Beim Näherkommen liest man „Eis“ auf der Fahne und „rendezvous“ über der Tür. An der Wand hängt ein Zettel „Liebe 4711“. Kein Eisrezept. Eine kabarettistische Revue. „Rendezvous mit St. Georg“ künden die Tischkarten an.

Da haben sich seit wenigen Tagen ein paar mutige Leute zusammengetan, um ritterlich wie St. Georg gegen den Drachen zu kämpfen. Der hat viele Köpfe: „Bürokratie, parteipolitische Eingleisigkeit, Dummheit des Intellektuellen, Gefühlsarmut“ – – ach, wie viele Köpfe!

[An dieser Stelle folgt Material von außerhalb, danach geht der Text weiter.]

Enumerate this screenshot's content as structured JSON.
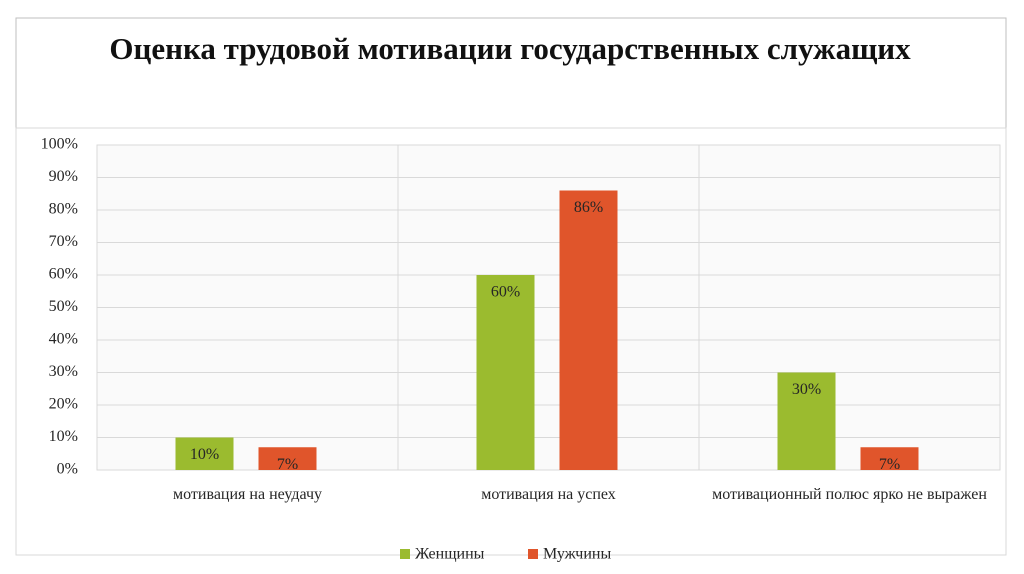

Der Mensch ist nach 1933 kabarettfremd geworden. In Hamburg hat es Willi Schaeffers „Kabarett der Komiker“ erfahren müssen. Und dennoch wagen es im „rendezvous“ ein paar Avantgardisten, die allenthalben in Deutschland versteckt gehaltene schmutzige Wäsche der Öffentlichkeit vorzuweisen. Sie tun es mit Geschmack und mit sorgfältiger Hut vor Trivialitäten, sowohl in den Texten (von Peter Ahrweiler, Balduin III, Dieter Korp, Dirks Paulun und Thierry) als auch in deren Darbietungen.

Möge St. Georg ihnen beistehen! Denn der Drachen sind so viele Now.